Consider the following questions:

  • Why can you now buy a high-performance laptop for just a few hundred pounds when a similar computer might have cost you over £2,000 just a few years ago?
  • Why is the average price of digital cameras falling all the time whilst the functions and performance level are always on the rise?
  • How can IKEA profitably sell flat-pack furniture at what seem impossibly low prices?

The answer is – economies of scale. Scale economies have brought down the unit costs of production and have fed through to lower prices for consumers.

Economies of scale are a key advantage for a business that is able to grow.

Most firms find that, as their production output increases, they can achieve lower costs per unit.

Economies of scale are the cost advantages that a business can exploit by expanding their scale of production. The effect of economies of scale is to reduce the average (unit) costs of production.

Here are some examples of how economies of scale work:

Technical economies of scale:

Large-scale businesses can afford to invest in expensive and specialist capital machinery. For example, a supermarket chain such as Tesco or Sainsbury's can invest in technology that improves stock control. It might not, however, be viable or cost-efficient for a small corner shop to buy this technology.

Specialisation of the workforce

Larger businesses split complex production processes into separate tasks to boost productivity. By specialising in certain tasks or processes, the workforce is able to produce more output in the same time.

Marketing economies of scale

A large firm can spread its advertising and marketing budget over a large output and it can purchase its inputs in bulk at negotiated discounted prices if it has sufficient negotiation power in the market. A good example would be the ability of the electricity generators to negotiate lower prices when negotiating coal and gas supply contracts. The major food retailers also have buying power when purchasing supplies from farmers and other suppliers.

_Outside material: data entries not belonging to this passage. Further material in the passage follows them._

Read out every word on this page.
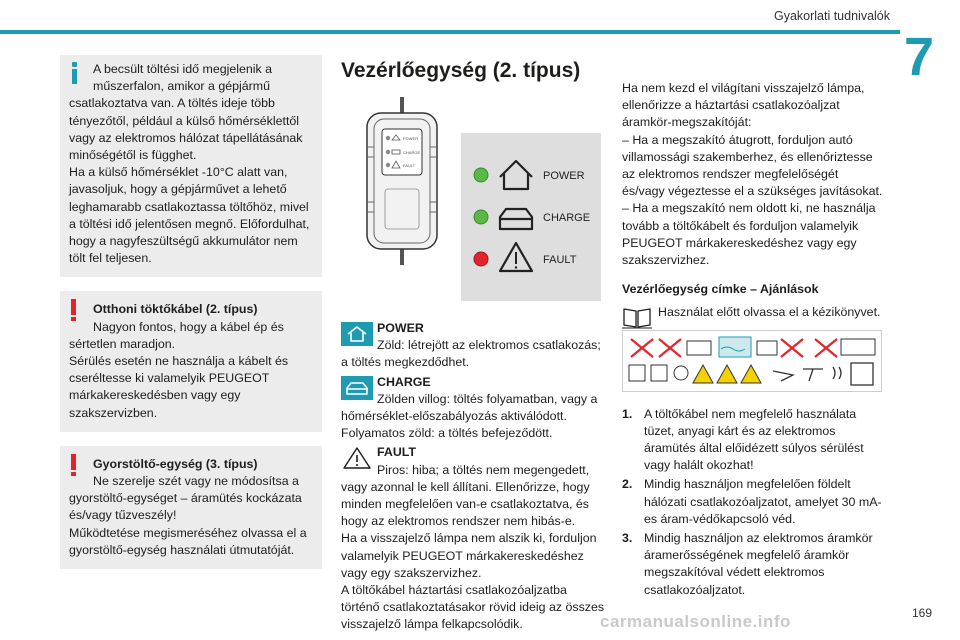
Gyakorlati tudnivalók
7

A becsült töltési idő megjelenik a

műszerfalon, amikor a gépjármű

csatlakoztatva van. A töltés ideje több tényezőtől, például a külső hőmérséklettől vagy az elektromos hálózat tápellátásának minőségétől is függhet.

Ha a külső hőmérséklet -10°C alatt van, javasoljuk, hogy a gépjárművet a lehető leghamarabb csatlakoztassa töltőhöz, mivel a töltési idő jelentősen megnő. Előfordulhat, hogy a nagyfeszültségű akkumulátor nem tölt fel teljesen.

Otthoni töktőkábel (2. típus)

Nagyon fontos, hogy a kábel ép és

sértetlen maradjon.

Sérülés esetén ne használja a kábelt és cseréltesse ki valamelyik PEUGEOT márkakereskedésben vagy egy szakszervizben.

Gyorstöltő-egység (3. típus)

Ne szerelje szét vagy ne módosítsa a

gyorstöltő-egységet – áramütés kockázata és/vagy tűzveszély!

Működtetése megismeréséhez olvassa el a gyorstöltő-egység használati útmutatóját.

Vezérlőegység (2. típus)
POWER
CHARGE
FAULT
POWER
CHARGE
FAULT

POWER

Zöld: létrejött az elektromos csatlakozás;

a töltés megkezdődhet.

CHARGE

Zölden villog: töltés folyamatban, vagy a

hőmérséklet-előszabályozás aktiválódott.

Folyamatos zöld: a töltés befejeződött.

FAULT

Piros: hiba; a töltés nem megengedett,

vagy azonnal le kell állítani. Ellenőrizze, hogy minden megfelelően van-e csatlakoztatva, és hogy az elektromos rendszer nem hibás-e.

Ha a visszajelző lámpa nem alszik ki, forduljon valamelyik PEUGEOT márkakereskedéshez vagy egy szakszervizhez.

A töltőkábel háztartási csatlakozóaljzatba történő csatlakoztatásakor rövid ideig az összes visszajelző lámpa felkapcsolódik.

Ha nem kezd el világítani visszajelző lámpa, ellenőrizze a háztartási csatlakozóaljzat áramkör-megszakítóját:

– Ha a megszakító átugrott, forduljon autó villamossági szakemberhez, és ellenőriztesse az elektromos rendszer megfelelőségét és/vagy végeztesse el a szükséges javításokat.

– Ha a megszakító nem oldott ki, ne használja tovább a töltőkábelt és forduljon valamelyik PEUGEOT márkakereskedéshez vagy egy szakszervizhez.

Vezérlőegység címke – Ajánlások

Használat előtt olvassa el a kézikönyvet.

1. A töltőkábel nem megfelelő használata tüzet, anyagi kárt és az elektromos áramütés által előidézett súlyos sérülést vagy halált okozhat!
2. Mindig használjon megfelelően földelt hálózati csatlakozóaljzatot, amelyet 30 mA-es áram-védőkapcsoló véd.
3. Mindig használjon az elektromos áramkör áramerősségének megfelelő áramkör megszakítóval védett elektromos csatlakozóaljzatot.
carmanualsonline.info	169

Financial economies of scale

Larger firms are usually rated by the financial markets to be more 'credit worthy' and have access to credit facilities, with favourable rates of borrowing. In contrast, smaller firms often face higher rates of interest on overdrafts and loans. Businesses quoted on the stock market can normally raise fresh money (i.e. extra financial capital) more cheaply through the issue of shares. They are also likely to pay a lower rate of interest on new company bonds issued through the capital markets.